CONDAMNÉ À MORT

CONDAMNÉ À MORT

Vendredi-Saint 21 mars 2008, donné à Eclépens

Lecture : 2 Corinthiens 5, 18-20

1. La grande simplification

J’ai commencé ce culte en rappelant que la peine de mort était encore appliquée de nombreux pays. Condamner à mort – une coutume vieille comme l’humanité – c’est croire à la grande simplification : quand on tue le coupable, on élimine le mal. Le mal part avec la victime, pense-t-on, comme si ce mal avait partie liée avec elle. On fait comme si le mal n’était pas distribué largement chez tous les hommes. Le philosophe Pierre Girard a mis ce mécanisme en lumière : quand une société se débarrasse d’un homme qu’elle considère comme coupable, elle a l’impression de s’être déchargée du mal. Elle a le sentiment d’avoir conjuré une menace, comme si tout le mal s’était concentré sur ce coupable. Les gens se sentent soulagés de leur angoisse et de leur propre culpabilité, quand ils se sont retournés contre un autre. Ils respirent.

2. Un contre-jugement

Mais les Évangiles racontent la condamnation de Jésus comme celle d’un innocent. Un innocent qui se tait pendant son procès et qui consent à la sentence. Un innocent qui accepte de prendre sur lui le mal des hommes pour qu’ils en soient délivrés. Les Évangiles ne voient pas la mort de Jésus comme une simple erreur judiciaire, mais comme un don et une œuvre de Dieu : un contre-jugement ! Les hommes ont cru condamner, mais Dieu, par Jésus, a réconcilié ! Il a rendu effective, mais d’une toute autre manière, la grande simplification.

3. Réconciliation

Nous sommes au bénéfice d’une réconciliation, c’est le message extraordinaire qui nous précède. Cela veut dire que les mains qui s’évitaient, maintenant se rejoignent et se touchent, que le contact est rétabli. Nous devons nous considérer comme justifiés, comme pardonnés. Le mal reste pour nous une possibilité, mais il n’est pas une nécessité. Un nouveau commencement de vie nous est donné.

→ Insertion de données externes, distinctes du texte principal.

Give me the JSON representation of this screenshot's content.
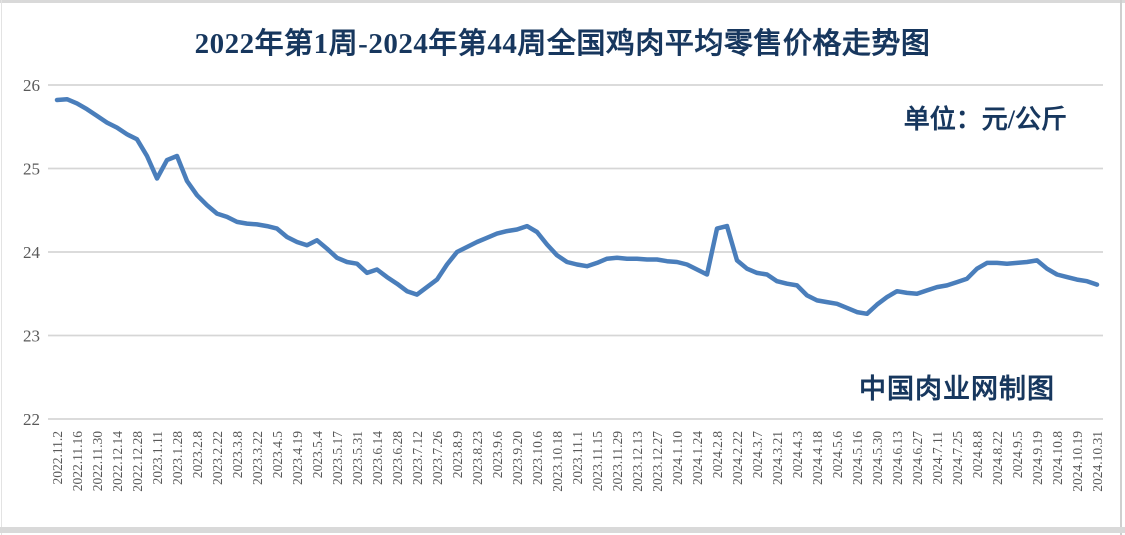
{
  "title": "2022年第1周-2024年第44周全国鸡肉平均零售价格走势图",
  "unit_label": "单位：元/公斤",
  "credit_label": "中国肉业网制图",
  "colors": {
    "line": "#4A7EBB",
    "heading": "#17375E",
    "axis_text": "#595959",
    "gridline": "#D6D6D6"
  },
  "chart_data": {
    "type": "line",
    "title": "2022年第1周-2024年第44周全国鸡肉平均零售价格走势图",
    "ylabel": "元/公斤",
    "ylim": [
      22,
      26
    ],
    "yticks": [
      22,
      23,
      24,
      25,
      26
    ],
    "grid": "horizontal",
    "legend": "none",
    "note": "weekly data; x tick labels mark every second point",
    "x_tick_labels": [
      "2022.11.2",
      "2022.11.16",
      "2022.11.30",
      "2022.12.14",
      "2022.12.28",
      "2023.1.11",
      "2023.1.28",
      "2023.2.8",
      "2023.2.22",
      "2023.3.8",
      "2023.3.22",
      "2023.4.5",
      "2023.4.19",
      "2023.5.4",
      "2023.5.17",
      "2023.5.31",
      "2023.6.14",
      "2023.6.28",
      "2023.7.12",
      "2023.7.26",
      "2023.8.9",
      "2023.8.23",
      "2023.9.6",
      "2023.9.20",
      "2023.10.6",
      "2023.10.18",
      "2023.11.1",
      "2023.11.15",
      "2023.11.29",
      "2023.12.13",
      "2023.12.27",
      "2024.1.10",
      "2024.1.24",
      "2024.2.8",
      "2024.2.22",
      "2024.3.7",
      "2024.3.21",
      "2024.4.3",
      "2024.4.18",
      "2024.5.6",
      "2024.5.16",
      "2024.5.30",
      "2024.6.13",
      "2024.6.27",
      "2024.7.11",
      "2024.7.25",
      "2024.8.8",
      "2024.8.22",
      "2024.9.5",
      "2024.9.19",
      "2024.10.8",
      "2024.10.19",
      "2024.10.31"
    ],
    "series": [
      {
        "name": "全国鸡肉平均零售价格",
        "values": [
          25.82,
          25.83,
          25.78,
          25.71,
          25.63,
          25.55,
          25.49,
          25.41,
          25.35,
          25.15,
          24.88,
          25.1,
          25.15,
          24.85,
          24.68,
          24.56,
          24.46,
          24.42,
          24.36,
          24.34,
          24.33,
          24.31,
          24.28,
          24.18,
          24.12,
          24.08,
          24.14,
          24.04,
          23.93,
          23.88,
          23.86,
          23.75,
          23.79,
          23.7,
          23.62,
          23.53,
          23.49,
          23.58,
          23.67,
          23.85,
          24.0,
          24.06,
          24.12,
          24.17,
          24.22,
          24.25,
          24.27,
          24.31,
          24.24,
          24.09,
          23.96,
          23.88,
          23.85,
          23.83,
          23.87,
          23.92,
          23.93,
          23.92,
          23.92,
          23.91,
          23.91,
          23.89,
          23.88,
          23.85,
          23.79,
          23.73,
          24.28,
          24.31,
          23.9,
          23.8,
          23.75,
          23.73,
          23.65,
          23.62,
          23.6,
          23.48,
          23.42,
          23.4,
          23.38,
          23.33,
          23.28,
          23.26,
          23.37,
          23.46,
          23.53,
          23.51,
          23.5,
          23.54,
          23.58,
          23.6,
          23.64,
          23.68,
          23.8,
          23.87,
          23.87,
          23.86,
          23.87,
          23.88,
          23.9,
          23.8,
          23.73,
          23.7,
          23.67,
          23.65,
          23.61
        ]
      }
    ]
  }
}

Ce message heureux se heurte souvent à notre expérience de la culpabilité. Beaucoup parmi nous et autour de nous sont accablés par cette culpabilité. Nous voyons tant de gens qui se sentent constamment jugés par les autres et qui se comportent en fonction de ce sentiment. Ils ont tellement peur de mal faire, de dire ce qu’il ne faut pas. Et nous ne sommes pas exempts de cette préoccupation qui peut devenir lancinante. En fait, ce type de culpabilité, qui consiste à se préoccuper infiniment de sa moralité et à se protéger de tout mal, est un égoïsme. Il nous rend peu disponible pour les autres. Accepter le pardon est la seule manière de surmonter notre culpabilité, d’être décentré de soi pour accéder à l’amour. C’est pourquoi, le message de la réconciliation doit retentir aujourd’hui, afin que nous vivions réellement comme des hommes et des femmes accueillis et justifiés en Christ. Libres du jugement d’autrui et de toute fausse culpabilité, nous n’avons plus besoin de nous attaquer à l’autre. Nous devenons au contraire capables d’amour.